El acto de nombrar no solo define a objetos, personas o grupos: también puede marcar el tipo de relaciones que establecerá lo nombrado con su comunidad. Especialmente si quien define los términos, sea de manera positiva o negativa, tiene legitimidad para nombrar. Lo anterior implica que el nombrar, o adoptar un nombre, puede ser un acto de resistencia o dominación política.
A lo largo de la historia, muchos grupos adoptaron nombres que otros les ponían despectivamente, como declaración de resistencia política. Tenemos dos ejemplos de siglos atrás, que sobreviven a nuestros días, como cristianos o protestantes: ambos designados por quienes gozaban en su momento de poder. Además de la religión, a ambos grupos los unía un ideario, junto con un estilo de vida y comunidad, los cuales les daban identidad y cohesión.
Un proceso similar es el vivido por los grupos que hoy apoyan al presidente, cuando eran oposición. El mejor ejemplo: la palabra “chairo” Aunque al parecer hay platillos en América del Sur con ese nombre, se ha usado aquí para discriminar, descalificar o relegar a los militantes o simpatizantes de las causas de izquierda. Sin embargo, tales personas sienten una identificación tan fuerte con un líder, López Obrador, que el insulto los cohesionó; como cuando el padre Alejandro Solalinde se autodefinió como “chairo”.
Otro ejemplo, el calificativo “compa”. Durante las movilizaciones a partir de la tragedia de Ayotzinapa, se dio a conocer que un reporte militar había identificado que las víctimas se usaban el término para identificarse, como si se tratase de una contraseña. De inmediato las redes sociales adoptaron la palabra para mostrar su simpatía o adhesión con la causa.
En contraste, vemos una dinámica muy distinta con los calificativos que usa el presidente para nombrar a simpatizantes u opositores. Vemos aquí a una persona que ha insertado sus palabras en nuestro léxico cotidiano, sea en sorna o apoyo, de tal forma que acabamos hablando como él. Tanto éxito ha tenido, que tanto simpatizantes como opositores lo han legitimado para definir nuestra habla.
¿Para el presidente sus seguidores son “solovinos” o animalitos que deben ser cuidados y alimentados? Tan fuerte es su aceptación, que se sentirán de hecho protegidos por el líder. Ah, pero no vaya a ser que un crítico del gobierno les diga animales, porque esos mismos individuos brincan y se ofenden. Este es un ejemplo de la fuerza de un discurso moral.

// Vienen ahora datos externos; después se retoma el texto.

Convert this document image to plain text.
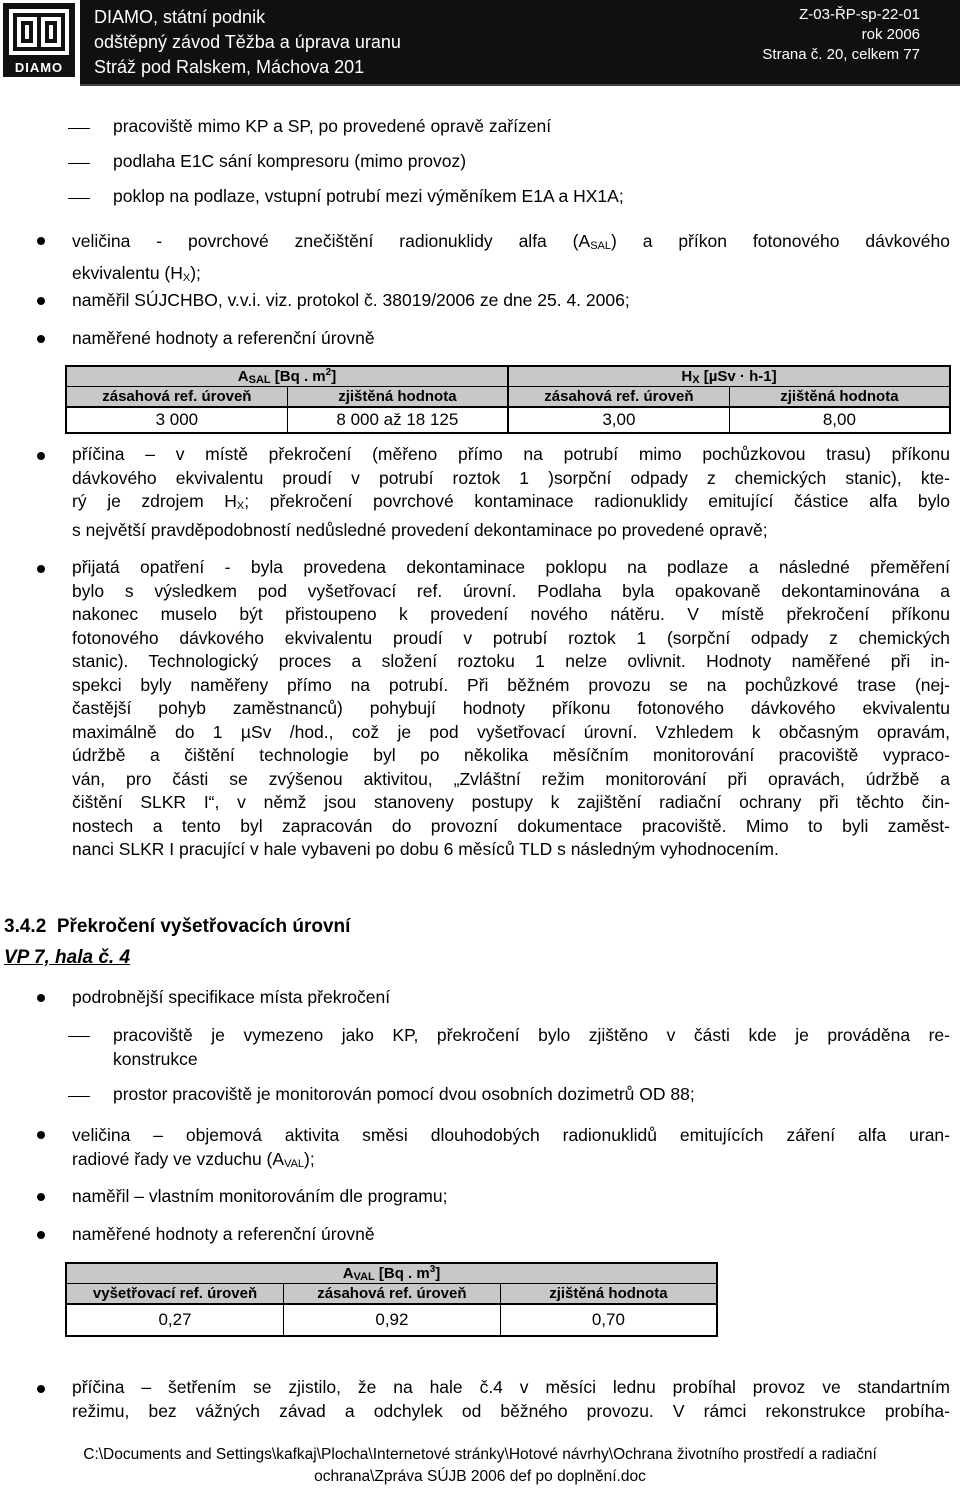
DIAMO
DIAMO, státní podnik
odštěpný závod Těžba a úprava uranu
Stráž pod Ralskem, Máchova 201
Z-03-ŘP-sp-22-01
rok 2006
Strana č. 20, celkem 77
pracoviště mimo KP a SP, po provedené opravě zařízení
podlaha E1C sání kompresoru (mimo provoz)
poklop na podlaze, vstupní potrubí mezi výměníkem E1A a HX1A;
veličina - povrchové znečištění radionuklidy alfa (ASAL) a příkon fotonového dávkového
ekvivalentu (HX);
naměřil SÚJCHBO, v.v.i. viz. protokol č. 38019/2006 ze dne 25. 4. 2006;
naměřené hodnoty a referenční úrovně
ASAL [Bq . $m^2$]		HX [µSv · h-1]	
zásahová ref. úroveň	zjištěná hodnota	zásahová ref. úroveň	zjištěná hodnota
3 000	8 000 až 18 125	3,00	8,00
příčina – v místě překročení (měřeno přímo na potrubí mimo pochůzkovou trasu) příkonu
dávkového ekvivalentu proudí v potrubí roztok 1 )sorpční odpady z chemických stanic), kte-
rý je zdrojem HX; překročení povrchové kontaminace radionuklidy emitující částice alfa bylo
s největší pravděpodobností nedůsledné provedení dekontaminace po provedené opravě;
přijatá opatření - byla provedena dekontaminace poklopu na podlaze a následné přeměření
bylo s výsledkem pod vyšetřovací ref. úrovní. Podlaha byla opakovaně dekontaminována a
nakonec muselo být přistoupeno k provedení nového nátěru. V místě překročení příkonu
fotonového dávkového ekvivalentu proudí v potrubí roztok 1 (sorpční odpady z chemických
stanic). Technologický proces a složení roztoku 1 nelze ovlivnit. Hodnoty naměřené při in-
spekci byly naměřeny přímo na potrubí. Při běžném provozu se na pochůzkové trase (nej-
častější pohyb zaměstnanců) pohybují hodnoty příkonu fotonového dávkového ekvivalentu
maximálně do 1 µSv /hod., což je pod vyšetřovací úrovní. Vzhledem k občasným opravám,
údržbě a čištění technologie byl po několika měsíčním monitorování pracoviště vypraco-
ván, pro části se zvýšenou aktivitou, „Zvláštní režim monitorování při opravách, údržbě a
čištění SLKR I“, v němž jsou stanoveny postupy k zajištění radiační ochrany při těchto čin-
nostech a tento byl zapracován do provozní dokumentace pracoviště. Mimo to byli zaměst-
nanci SLKR I pracující v hale vybaveni po dobu 6 měsíců TLD s následným vyhodnocením.
3.4.2 Překročení vyšetřovacích úrovní
VP 7, hala č. 4
podrobnější specifikace místa překročení
pracoviště je vymezeno jako KP, překročení bylo zjištěno v části kde je prováděna re-
konstrukce
prostor pracoviště je monitorován pomocí dvou osobních dozimetrů OD 88;
veličina – objemová aktivita směsi dlouhodobých radionuklidů emitujících záření alfa uran-
radiové řady ve vzduchu (AVAL);
naměřil – vlastním monitorováním dle programu;
naměřené hodnoty a referenční úrovně
AVAL [Bq . $m^3$]		
vyšetřovací ref. úroveň	zásahová ref. úroveň	zjištěná hodnota
0,27	0,92	0,70
příčina – šetřením se zjistilo, že na hale č.4 v měsíci lednu probíhal provoz ve standartním
režimu, bez vážných závad a odchylek od běžného provozu. V rámci rekonstrukce probíha-
C:\Documents and Settings\kafkaj\Plocha\Internetové stránky\Hotové návrhy\Ochrana životního prostředí a radiační
ochrana\Zpráva SÚJB 2006 def po doplnění.doc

¿Qué sucede cuando el presidente nombra de manera peyorativa a sus opositores? Se vierten por días en las redes sociales, ya sea explicando lo inadecuados que son los calificativos que usa desde un punto de vista teórico, como “conservadores”, o adoptando para sí otros, como “aspiracionistas”. El éxito de López Obrador se hace evidente cuando ambos lados aceptan sus palabras para definirse, de tal forma que se abona a la segmentación y la polarización. Todavía peor: quienes adoptan los términos renuncian a definirse a sí mismos, y por ello a intentar tejer una narrativa propia, que aspire a contrastar el peso emotivo de las palabras del ejecutivo.
Como resultado del proceso arriba expuesto, todas las personas, estén a favor o en contra del ejecutivo, jugamos su juego, de acuerdo a sus premisas: el yugo que ejerce sobre la población es fundamentalmente lingüístico, siendo sus palabras herramientas de control eficaces.
Pero bueno: es difícil explicarles esto a personas que, al parecer, están más enamoradas de sus propios chistes y ocurrencias, cuales niños en su etapa anal, que de pensar cómo se nos está controlando y tejer un discurso alternativo. Si les dices algo, se vierten con calificativos como “tontos de solemnidad” o petulancias similares.